When a public school board holds a special meeting just to pass a resolution against a state senate bill that would give it a little more autonomy over local public education—and we mean just a smidgeon more—it becomes abundantly clear that the individuals serving on that school board do not deserve the seats they hold.

That is exactly what the members of the Orleans Parish School Board did at a special meeting on Tuesday, April 26. The move doesn’t surprise us as we have long noted that this board is absolutely uninterested in public education. No, we are not shocked, but we are still pretty heated about this board being content to allow quasi-private charter management organizations to run amok while our children, parents and taxpayers suffer.

Make it Make Sense: Earlier this week, the Orleans Parish school board voted in favor of a resolution urging the state legislature to slow down action on a proposed senate bill that would give it more autonomy over local public education. What is this School Board afraid of?

State Sen. Joe Bouie’s S.B. 404 would allow the school board to determine which aspects of charter operations, such as the hiring, curriculum and the outsourcing of services like transportation, should be under the charter operator’s control when the board negotiates charter contracts. The proposed legislation would also require board approval to allow a charter management organization to act as its own local education agency.

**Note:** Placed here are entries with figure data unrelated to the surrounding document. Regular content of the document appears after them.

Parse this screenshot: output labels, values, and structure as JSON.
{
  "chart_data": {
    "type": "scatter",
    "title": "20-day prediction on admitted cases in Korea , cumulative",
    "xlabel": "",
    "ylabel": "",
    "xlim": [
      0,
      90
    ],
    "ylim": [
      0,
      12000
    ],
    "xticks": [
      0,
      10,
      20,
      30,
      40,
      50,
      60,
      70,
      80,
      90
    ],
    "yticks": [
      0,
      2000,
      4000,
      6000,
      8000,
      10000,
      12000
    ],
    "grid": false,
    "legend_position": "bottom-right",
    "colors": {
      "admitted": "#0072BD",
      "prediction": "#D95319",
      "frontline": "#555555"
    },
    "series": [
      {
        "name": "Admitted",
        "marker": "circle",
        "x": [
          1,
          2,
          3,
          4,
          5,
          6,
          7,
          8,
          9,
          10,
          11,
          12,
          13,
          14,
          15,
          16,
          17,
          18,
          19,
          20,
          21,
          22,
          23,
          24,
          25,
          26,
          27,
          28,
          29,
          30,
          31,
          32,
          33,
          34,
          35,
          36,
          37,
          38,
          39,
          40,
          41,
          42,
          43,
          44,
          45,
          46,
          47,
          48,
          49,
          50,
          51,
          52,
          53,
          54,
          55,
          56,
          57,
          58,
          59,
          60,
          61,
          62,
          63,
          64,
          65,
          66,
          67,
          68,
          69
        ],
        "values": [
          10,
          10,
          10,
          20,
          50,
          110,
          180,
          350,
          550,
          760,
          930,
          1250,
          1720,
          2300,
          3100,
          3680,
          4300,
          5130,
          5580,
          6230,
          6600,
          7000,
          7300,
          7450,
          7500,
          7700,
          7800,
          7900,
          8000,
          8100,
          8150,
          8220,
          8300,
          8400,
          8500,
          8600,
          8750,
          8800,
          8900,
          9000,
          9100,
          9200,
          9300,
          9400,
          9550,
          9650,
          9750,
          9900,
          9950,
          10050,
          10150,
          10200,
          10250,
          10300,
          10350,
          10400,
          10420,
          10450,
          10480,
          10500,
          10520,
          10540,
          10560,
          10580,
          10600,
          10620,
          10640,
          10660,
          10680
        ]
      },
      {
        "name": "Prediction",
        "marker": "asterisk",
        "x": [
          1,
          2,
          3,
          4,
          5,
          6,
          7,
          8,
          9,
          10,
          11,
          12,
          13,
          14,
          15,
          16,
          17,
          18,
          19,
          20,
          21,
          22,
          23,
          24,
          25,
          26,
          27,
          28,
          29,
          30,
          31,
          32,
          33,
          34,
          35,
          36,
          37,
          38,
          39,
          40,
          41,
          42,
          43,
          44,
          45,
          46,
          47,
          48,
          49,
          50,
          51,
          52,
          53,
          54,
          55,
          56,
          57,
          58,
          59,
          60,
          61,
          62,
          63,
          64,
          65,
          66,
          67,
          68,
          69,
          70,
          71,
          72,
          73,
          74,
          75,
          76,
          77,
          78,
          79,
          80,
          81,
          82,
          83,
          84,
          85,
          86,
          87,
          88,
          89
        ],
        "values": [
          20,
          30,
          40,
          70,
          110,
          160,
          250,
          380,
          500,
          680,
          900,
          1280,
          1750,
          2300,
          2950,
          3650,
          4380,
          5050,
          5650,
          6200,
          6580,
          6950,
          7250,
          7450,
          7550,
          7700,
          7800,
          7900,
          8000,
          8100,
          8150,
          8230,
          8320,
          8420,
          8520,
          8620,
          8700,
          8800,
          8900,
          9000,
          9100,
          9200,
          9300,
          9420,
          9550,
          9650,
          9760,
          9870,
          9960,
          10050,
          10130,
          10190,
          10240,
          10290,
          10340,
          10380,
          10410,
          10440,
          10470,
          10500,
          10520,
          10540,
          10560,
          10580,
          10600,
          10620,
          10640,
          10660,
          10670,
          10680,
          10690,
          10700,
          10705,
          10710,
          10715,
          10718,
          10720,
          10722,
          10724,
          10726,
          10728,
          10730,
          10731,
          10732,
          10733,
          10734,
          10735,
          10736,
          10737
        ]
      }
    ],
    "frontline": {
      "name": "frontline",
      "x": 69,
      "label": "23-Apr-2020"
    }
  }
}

We’re not talking about wholesale changes here. We’re talking about an opportunity for a publicly elected body to exercise a little more control over public education in a city where people have elected them to govern public education.

For example, Bouie’s proposal would still prohibit the duly elected school board from managing the day-to-day operations of charter schools. Moreover, the proposed change would only apply to schools that are D-rated and F-rated campuses. It would only apply to the failing schools. So again, we’re not talking about throwing-out-babies-with-bathwater changes. In fact, we’re talking about targeting those schools that continue to fail our students—even by the state’s muddied and muddled standards that have been changed over the past 15 years to hide the failure of this reform effort.

So what exactly is the Orleans Parish School Board afraid of? Well, according media reports, Orleans Parish school Board President Olin Parker has said that there is a concern that charter schools would bypass the Orleans Parish School Board and go straight to the state board of education in order to get their charters approved.

So what!

It is utterly ridiculous for a duly-elected school board to be afraid of what charter management operators might do if they have to submit—even a little bit—to the authority of the public school board. Parker fears they would just bypass NOLA Public Schools and the Orleans Parish School Board altogether and get chartered by the state. We suppose that is a real fear, especially when you have allowed all of your power to be given to these quasi-private businesses operating under the guise of so-called education reform.

Mutiny is always a possibility. But at the end of the day, it’s sort of like Chick-Fil-A being worried about what a franchisee who wants to open on Sunday might do in the face of the corporation’s closed-on-Sundays rule. That restaurant owner could open every Sunday, but he will not be operating a Chick-Fil-A. So what if these failing schools try to get charter contracts with the state board of education! Let them try!

But in the meantime, hey, school board: Want to know what you could do if some of these charter operators decide they no longer want to operate under the jurisdiction of the Orleans Parish School Board? You could yank their charters and start operating traditional public schools throughout the city of New Orleans. You could reclaim buildings, facilities and resources and create more neighborhood schools. You could stop bussing our children all across the city, and completely squeeze out these profiteers by creating a school system (not a system of schools) where charters are the exception and not the rule. You could actually do what the people of Orleans Parish elected you to do.

Still, Parker reportedly expressed concern that the proposed bill has the potential to create a system of schools with “different levels of autonomy.”

Is he serious? The vast majority of charter schools operating in Orleans Parish are C, D, and F rated schools, and he is worried about “different levels of autonomy.” He is worried whether one charter school has to submit more than another to the power of the publicly elected school board? DIFFERENT—that’s the thing keeping him up at night?

We already have a system of schools with DIFFERENT levels of opportunity.

We already have a system of schools with DIFFERENT levels of access. OneApp remains a joke—a system where schools choose students, not the other way around. Let’s remember that roughly 90 percent of White public school students in Orleans are enrolled in the handful of top-performing campuses in a city where nearly 90 percent of public school students are Black.

We already have a system of schools with DIFFERENT levels of resources and different levels of staff and faculty qualifications.

We already have a system of schools highly stratified by race and class.

Ours is the only all-charter system in the entire country; and in 2019, only 27 percent of the students in this DIFFERENT system were performing at grade level. Hell, we got “DIFFERENT” down to science. What no one seems to want to do is what is RIGHT—and the right thing is to end this failed experiment. We believe Bouie’s bill is one small step in that direction, and that’s why this board can’t bring itself to support it.

What we need is a public school system that provides quality educational opportunities for every single child in Orleans Parish regardless of their zip code, their family income, their race or ethnicity. And each and every time the Orleans Parish School Board meets and takes action, it becomes painfully clear that it is completely uninterested in providing that.

The next school board elections are still a little more than two years away. To be sure, 2024 cannot come fast enough.